Nuovi sviluppi nel caso delle vittime avvelenate a Pietracatella: la cugina Laura sarà interrogata di nuovo

07.05.2026 12:25
Nuovi sviluppi nel caso delle vittime avvelenate a Pietracatella: la cugina Laura sarà interrogata di nuovo

Proseguono le indagini sull’omicidio di Antonella Di Ielsi e Sara Di Vita

Campobasso, 7 maggio 2026 – Il cerchio si stringe sempre di più intorno ai familiari Antonella Di Ielsi e Sara Di Vita, avvelenate a Natale con la ricina. Gli inquirenti che indagano sul caso di Pietracatella, in Molise, sono vicini a ricostruire il movente del duplice omicidio, che risiederebbe negli “insanabili contrasti, sorti all’interno delle famiglie Di Vita e Di Ielsi”, riporta Attuale.

Recentemente, la pista del veleno fai-da-te si sarebbe consolidata, con indicazioni che la ricina utilizzata per l’omicidio sarebbe stata ricavata dai semi di una pianta locale. Nuovi elementi sarebbero stati forniti dai parenti residenti fuori regione, anche se attualmente non ci sono nomi di sospettati ufficiali, ma solo supposizioni e ipotesi.

Cinque giorni fa, gli investigatori hanno voluto riascoltare Gianni Di Vita, marito e padre delle vittime, parte offesa nel procedimento per duplice omicidio premeditato. L’audizione, durata 4-5 ore, è stata top secret.

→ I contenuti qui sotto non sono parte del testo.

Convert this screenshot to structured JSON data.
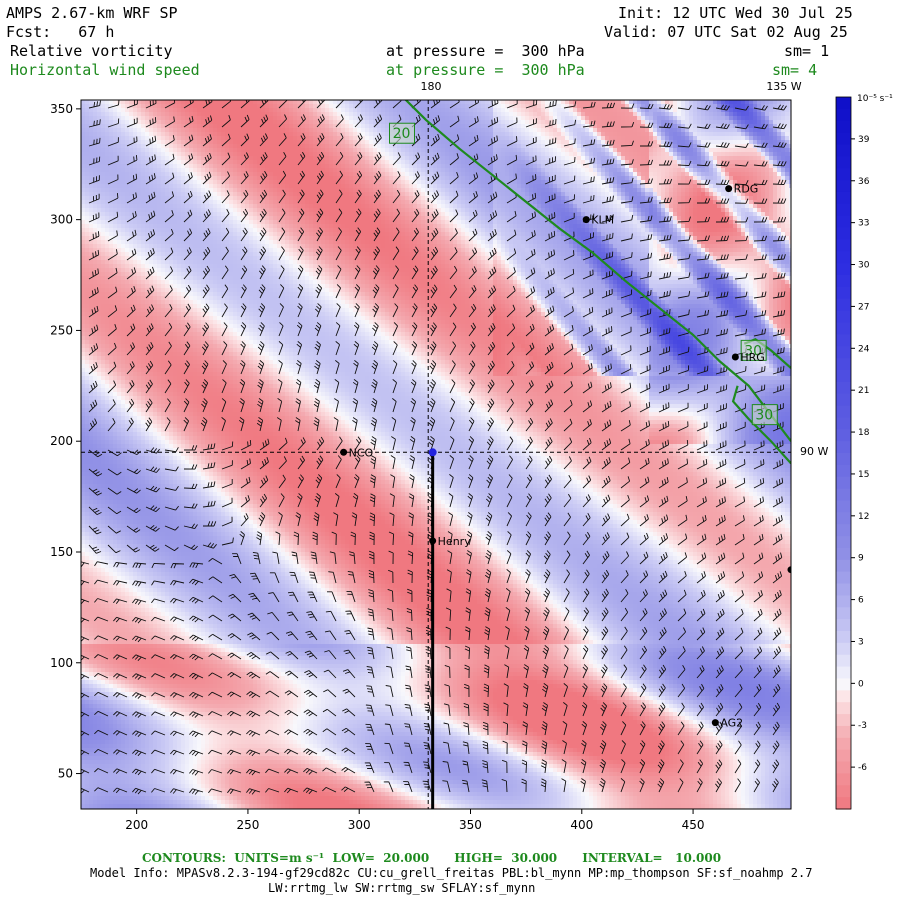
{
  "header": {
    "model": "AMPS 2.67-km WRF SP",
    "fcst": "Fcst:   67 h",
    "init": "Init: 12 UTC Wed 30 Jul 25",
    "valid": "Valid: 07 UTC Sat 02 Aug 25",
    "field1": "Relative vorticity",
    "field1_level": "at pressure =  300 hPa",
    "field1_sm": "sm= 1",
    "field2": "Horizontal wind speed",
    "field2_level": "at pressure =  300 hPa",
    "field2_sm": "sm= 4"
  },
  "footer": {
    "contours": "CONTOURS:  UNITS=m s⁻¹  LOW=  20.000      HIGH=  30.000      INTERVAL=   10.000",
    "model_info": "Model Info: MPASv8.2.3-194-gf29cd82c CU:cu_grell_freitas PBL:bl_mynn MP:mp_thompson SF:sf_noahmp 2.7",
    "model_info2": "LW:rrtmg_lw SW:rrtmg_sw SFLAY:sf_mynn"
  },
  "colors": {
    "positive": "#1a1adc",
    "negative": "#e0606a",
    "contour": "#1e8a1e"
  },
  "chart_data": {
    "type": "heatmap",
    "x_ticks": [
      200,
      250,
      300,
      350,
      400,
      450
    ],
    "y_ticks": [
      50,
      100,
      150,
      200,
      250,
      300,
      350
    ],
    "xlim": [
      175,
      494
    ],
    "ylim": [
      34,
      354
    ],
    "grid_lines": {
      "meridian_label": "180",
      "meridian_x": 331,
      "meridian_135_label": "135 W",
      "parallel_label": "90 W",
      "parallel_y": 195
    },
    "colorbar": {
      "unit_label": "10⁻⁵ s⁻¹",
      "levels": [
        39,
        36,
        33,
        30,
        27,
        24,
        21,
        18,
        15,
        12,
        9,
        6,
        3,
        0,
        -3,
        -6
      ],
      "vmin": -9,
      "vmax": 42
    },
    "stations": [
      {
        "name": "RDG",
        "x": 466,
        "y": 314
      },
      {
        "name": "KLM",
        "x": 402,
        "y": 300
      },
      {
        "name": "HRG",
        "x": 469,
        "y": 238
      },
      {
        "name": "NCO",
        "x": 293,
        "y": 195
      },
      {
        "name": "Henry",
        "x": 333,
        "y": 155
      },
      {
        "name": "AG2",
        "x": 460,
        "y": 73
      },
      {
        "name": "",
        "x": 494,
        "y": 142
      }
    ],
    "contour_labels": [
      {
        "text": "20",
        "x": 319,
        "y": 339
      },
      {
        "text": "30",
        "x": 477,
        "y": 241
      },
      {
        "text": "30",
        "x": 482,
        "y": 212
      }
    ],
    "contour_line_20": [
      [
        320,
        355
      ],
      [
        330,
        345
      ],
      [
        345,
        332
      ],
      [
        360,
        320
      ],
      [
        375,
        308
      ],
      [
        390,
        296
      ],
      [
        405,
        285
      ],
      [
        420,
        272
      ],
      [
        435,
        260
      ],
      [
        450,
        248
      ],
      [
        462,
        236
      ],
      [
        475,
        225
      ],
      [
        494,
        200
      ]
    ],
    "contour_line_30": [
      [
        473,
        244
      ],
      [
        478,
        246
      ],
      [
        485,
        241
      ],
      [
        494,
        233
      ]
    ],
    "contour_line_30b": [
      [
        470,
        225
      ],
      [
        468,
        218
      ],
      [
        475,
        210
      ],
      [
        485,
        200
      ],
      [
        494,
        190
      ]
    ],
    "cross_section": {
      "x": 333,
      "y_start": 34,
      "y_end": 195
    }
  }
}
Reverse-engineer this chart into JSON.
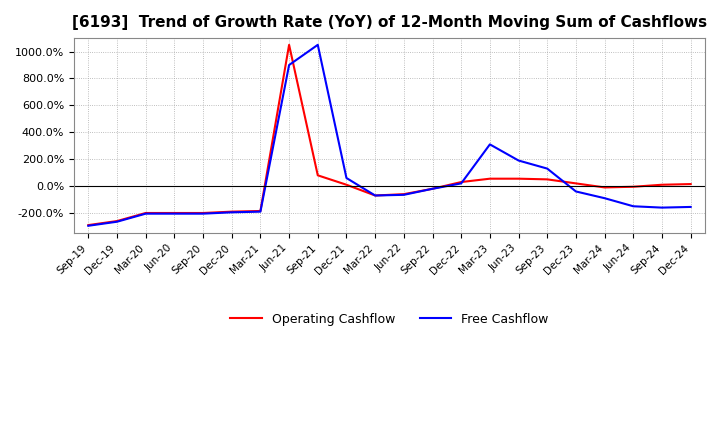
{
  "title": "[6193]  Trend of Growth Rate (YoY) of 12-Month Moving Sum of Cashflows",
  "title_fontsize": 11,
  "background_color": "#ffffff",
  "grid_color": "#aaaaaa",
  "ylim": [
    -350,
    1100
  ],
  "yticks": [
    -200,
    0,
    200,
    400,
    600,
    800,
    1000
  ],
  "x_labels": [
    "Sep-19",
    "Dec-19",
    "Mar-20",
    "Jun-20",
    "Sep-20",
    "Dec-20",
    "Mar-21",
    "Jun-21",
    "Sep-21",
    "Dec-21",
    "Mar-22",
    "Jun-22",
    "Sep-22",
    "Dec-22",
    "Mar-23",
    "Jun-23",
    "Sep-23",
    "Dec-23",
    "Mar-24",
    "Jun-24",
    "Sep-24",
    "Dec-24"
  ],
  "operating_cashflow": [
    -290,
    -260,
    -200,
    -200,
    -200,
    -190,
    -185,
    1050,
    80,
    10,
    -70,
    -60,
    -20,
    30,
    55,
    55,
    50,
    20,
    -10,
    -5,
    10,
    15
  ],
  "free_cashflow": [
    -295,
    -265,
    -205,
    -205,
    -205,
    -195,
    -190,
    900,
    1050,
    60,
    -70,
    -65,
    -20,
    20,
    310,
    190,
    130,
    -40,
    -90,
    -150,
    -160,
    -155
  ],
  "op_color": "#ff0000",
  "fc_color": "#0000ff",
  "legend_op": "Operating Cashflow",
  "legend_fc": "Free Cashflow"
}
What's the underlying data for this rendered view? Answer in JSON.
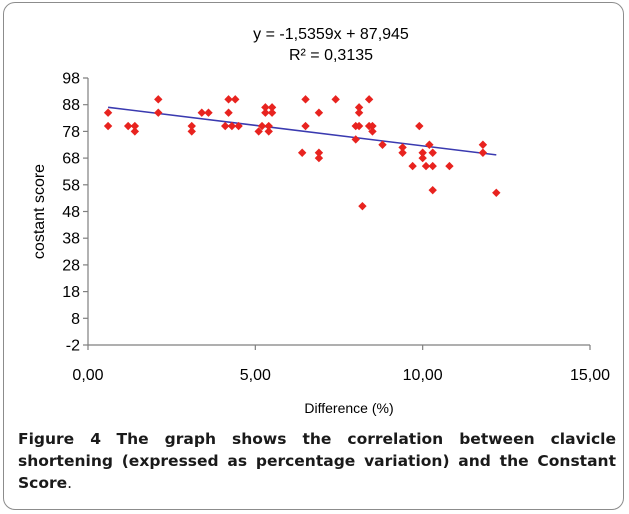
{
  "caption": {
    "label": "Figure 4",
    "text": "The graph shows the correlation between clavicle shortening (expressed as percentage variation) and the Constant Score",
    "end": "."
  },
  "chart_data": {
    "type": "scatter",
    "title": "",
    "equation": "y = -1,5359x + 87,945",
    "r_squared": "R² = 0,3135",
    "xlabel": "Difference (%)",
    "ylabel": "costant score",
    "xlim": [
      0,
      15
    ],
    "ylim": [
      -2,
      98
    ],
    "x_ticks": [
      "0,00",
      "5,00",
      "10,00",
      "15,00"
    ],
    "x_tick_values": [
      0,
      5,
      10,
      15
    ],
    "y_ticks": [
      "98",
      "88",
      "78",
      "68",
      "58",
      "48",
      "38",
      "28",
      "18",
      "8",
      "-2"
    ],
    "y_tick_values": [
      98,
      88,
      78,
      68,
      58,
      48,
      38,
      28,
      18,
      8,
      -2
    ],
    "grid": false,
    "colors": {
      "points": "#e8231f",
      "trendline": "#3a3ab0",
      "axis": "#7f7f7f"
    },
    "trendline": {
      "slope": -1.5359,
      "intercept": 87.945,
      "x_range": [
        0.6,
        12.2
      ]
    },
    "points": [
      [
        0.6,
        85
      ],
      [
        0.6,
        80
      ],
      [
        1.2,
        80
      ],
      [
        1.4,
        78
      ],
      [
        1.4,
        80
      ],
      [
        2.1,
        90
      ],
      [
        2.1,
        85
      ],
      [
        3.1,
        80
      ],
      [
        3.1,
        78
      ],
      [
        3.4,
        85
      ],
      [
        3.6,
        85
      ],
      [
        4.1,
        80
      ],
      [
        4.2,
        90
      ],
      [
        4.2,
        85
      ],
      [
        4.3,
        80
      ],
      [
        4.4,
        90
      ],
      [
        4.5,
        80
      ],
      [
        5.1,
        78
      ],
      [
        5.2,
        80
      ],
      [
        5.3,
        85
      ],
      [
        5.3,
        87
      ],
      [
        5.4,
        80
      ],
      [
        5.4,
        78
      ],
      [
        5.5,
        87
      ],
      [
        5.5,
        85
      ],
      [
        6.4,
        70
      ],
      [
        6.5,
        90
      ],
      [
        6.5,
        80
      ],
      [
        6.9,
        85
      ],
      [
        6.9,
        70
      ],
      [
        6.9,
        68
      ],
      [
        7.4,
        90
      ],
      [
        8.0,
        75
      ],
      [
        8.0,
        80
      ],
      [
        8.1,
        87
      ],
      [
        8.1,
        85
      ],
      [
        8.1,
        80
      ],
      [
        8.2,
        50
      ],
      [
        8.4,
        90
      ],
      [
        8.4,
        80
      ],
      [
        8.5,
        78
      ],
      [
        8.5,
        80
      ],
      [
        8.8,
        73
      ],
      [
        9.4,
        72
      ],
      [
        9.4,
        70
      ],
      [
        9.7,
        65
      ],
      [
        9.9,
        80
      ],
      [
        10.0,
        70
      ],
      [
        10.0,
        68
      ],
      [
        10.1,
        65
      ],
      [
        10.2,
        73
      ],
      [
        10.3,
        70
      ],
      [
        10.3,
        65
      ],
      [
        10.3,
        56
      ],
      [
        10.8,
        65
      ],
      [
        11.8,
        73
      ],
      [
        11.8,
        70
      ],
      [
        12.2,
        55
      ]
    ]
  }
}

Secondo le ultime notizie, gli inquirenti stanno per sentire nuovamente Laura, cugina di Gianni, anche se luogo e data non sono stati resi noti.

Lo scorso 4 maggio, la procuratrice di Larino, Elvira Antonelli, ha confermato gli avanzamenti dell’inchiesta, affermando: “Siamo in una fase di attesa ma di progressivo ingresso nelle vicende di cui ci stiamo occupando che non potevano restare più al livello soltanto della tossicologia e degli studi scientifici ma, a questo punto, chiedevano un intervento da un punto di vista delle attività giudiziarie vere e proprie.” Pertanto, mentre si attende il risultati delle nuove autopsie, si fa ricorso a indagini tradizionali, incluse registrazioni, intercettazioni e dati raccolti nel traffico dati dei cellulari acquisiti.

L’ultima azione nota degli inquirenti è il sopralluogo della polizia Scientifica presso l’appartamento della famiglia e quello della madre di Di Vita. Gli agenti, dopo quasi 3 ore, hanno portato via cinque telefonini (solo due dei quali avevano all’interno una sim), un tablet (che si trovava nella camera di Sara), un pc (in cucina) e un router. Tutto il materiale sarà ora analizzato dagli esperti telematici della procura, che avranno il compito di estrarre dati, chat, mail, conversazioni sui social e appunti.